D. Applicable precedent

{¶ 33} This case is unique. This court has not previously been presented with a recommendation that we sanction a judge solely for the judge’s failure to manage his or her docket pursuant to the deadlines provided in the Rules of Superintendence. We have found violations of Canon 3(B)(8) of the Code of Judicial Conduct in particular in several disciplinary cases, but the sanctions have always been in response to those violations in combination with several other violations of the Code. See, e.g., Disciplinary Counsel v. Squire, 116 Ohio St.3d 110, 2007-Ohio-5588, 876 N.E.2d 933, ¶ 112 (suspending a former judge for two years with 12 months stayed for numerous violations of the Code of Judicial Conduct, including Canon 3(B)(8), and the Code of Professional Responsibility); Disciplinary Counsel v. Medley, 104 Ohio St.3d 251, 2004-Ohio-6402, 819 N.E.2d 273, ¶ 43 (suspending a judge for 18 months with six months stayed for numerous violations); Disciplinary Counsel v. Karto (2002), 94 Ohio St.3d 109, 117, 760 N.E.2d 412 (suspending a judge for six months for numerous violations). However, the fact that there is no precedent for these particular circumstances does not diminish the problems caused by respondent’s conduct.

E. Determination

{¶ 34} Parties rightfully expect to receive prompt, efficient, and fair resolutions of their cases. Judges must meet these expectations impartially and diligently. By failing to manage his docket, respondent injured the parties before him and the public’s perception of the legal system.

{¶ 35} Nevertheless, we recognize that this case is one of first impression, as it is the only disciplinary case we have encountered that involves only docket control. We also consider the following facts in determining an appropriate sanction: (1) respondent’s term of office ends in December 2008, (2) in 2006 and 2007, respondent reduced the number of cases pending beyond this court’s guidelines, (3) respondent hired a law clerk to assist him, (4) respondent has no prior disciplinary record, (5) respondent fully cooperated in the disciplinary proceedings, and (6) respondent presented evidence of his good character.

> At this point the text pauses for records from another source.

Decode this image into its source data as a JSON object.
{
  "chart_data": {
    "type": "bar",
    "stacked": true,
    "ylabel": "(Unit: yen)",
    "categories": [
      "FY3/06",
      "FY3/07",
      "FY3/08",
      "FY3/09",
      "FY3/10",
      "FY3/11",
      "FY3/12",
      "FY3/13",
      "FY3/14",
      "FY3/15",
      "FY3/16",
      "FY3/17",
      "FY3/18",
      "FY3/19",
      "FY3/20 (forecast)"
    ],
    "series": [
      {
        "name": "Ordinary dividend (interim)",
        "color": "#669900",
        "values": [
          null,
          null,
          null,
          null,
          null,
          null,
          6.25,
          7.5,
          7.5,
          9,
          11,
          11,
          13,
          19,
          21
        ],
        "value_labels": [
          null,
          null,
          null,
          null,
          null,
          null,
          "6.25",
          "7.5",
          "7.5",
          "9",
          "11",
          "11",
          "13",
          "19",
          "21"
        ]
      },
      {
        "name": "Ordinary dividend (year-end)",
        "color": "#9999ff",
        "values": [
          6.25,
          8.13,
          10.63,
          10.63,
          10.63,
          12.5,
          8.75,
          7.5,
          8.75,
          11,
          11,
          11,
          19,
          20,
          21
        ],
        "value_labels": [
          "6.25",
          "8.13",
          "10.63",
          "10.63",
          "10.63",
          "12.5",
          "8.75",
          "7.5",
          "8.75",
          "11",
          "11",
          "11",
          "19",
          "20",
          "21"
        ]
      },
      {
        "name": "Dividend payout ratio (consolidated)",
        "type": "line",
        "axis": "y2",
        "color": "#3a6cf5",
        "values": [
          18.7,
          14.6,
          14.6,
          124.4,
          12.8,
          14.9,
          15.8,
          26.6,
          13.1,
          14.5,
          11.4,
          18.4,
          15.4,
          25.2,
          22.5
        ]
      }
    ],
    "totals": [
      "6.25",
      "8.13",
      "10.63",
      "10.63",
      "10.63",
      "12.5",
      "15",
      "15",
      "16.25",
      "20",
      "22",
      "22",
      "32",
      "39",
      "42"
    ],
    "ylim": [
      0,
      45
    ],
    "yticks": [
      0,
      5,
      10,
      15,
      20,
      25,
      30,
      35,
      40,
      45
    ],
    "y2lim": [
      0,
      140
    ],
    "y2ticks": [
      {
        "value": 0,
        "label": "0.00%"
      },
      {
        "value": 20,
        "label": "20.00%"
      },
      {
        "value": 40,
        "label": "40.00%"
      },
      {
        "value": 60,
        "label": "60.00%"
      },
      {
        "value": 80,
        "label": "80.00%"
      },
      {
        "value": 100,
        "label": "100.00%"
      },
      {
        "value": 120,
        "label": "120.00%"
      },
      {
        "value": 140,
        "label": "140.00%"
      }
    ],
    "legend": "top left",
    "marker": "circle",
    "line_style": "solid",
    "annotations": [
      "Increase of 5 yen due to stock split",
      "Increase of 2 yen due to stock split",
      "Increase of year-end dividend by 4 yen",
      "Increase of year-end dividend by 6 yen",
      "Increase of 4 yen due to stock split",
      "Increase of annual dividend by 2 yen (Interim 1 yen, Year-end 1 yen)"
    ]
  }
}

{¶ 36} Given the strength of those mitigating factors that are unique to this case, we accept the recommended sanction and hereby publicly reprimand respondent for his violations of Canons 3, 3(B)(8), and 3(C)(2). Costs are taxed to respondent.

Judgment accordingly.

Jonathan E. Coughlan, Disciplinary Counsel, and Robert R. Berger, Assistant Disciplinary Counsel, for relator. Charles J. Kettlewell, for respondent. Pfeifer, O’Connor, O’Donnell, Lanzinger, and Cupp, JJ., concur. Lundberg Stratton, J., dissents.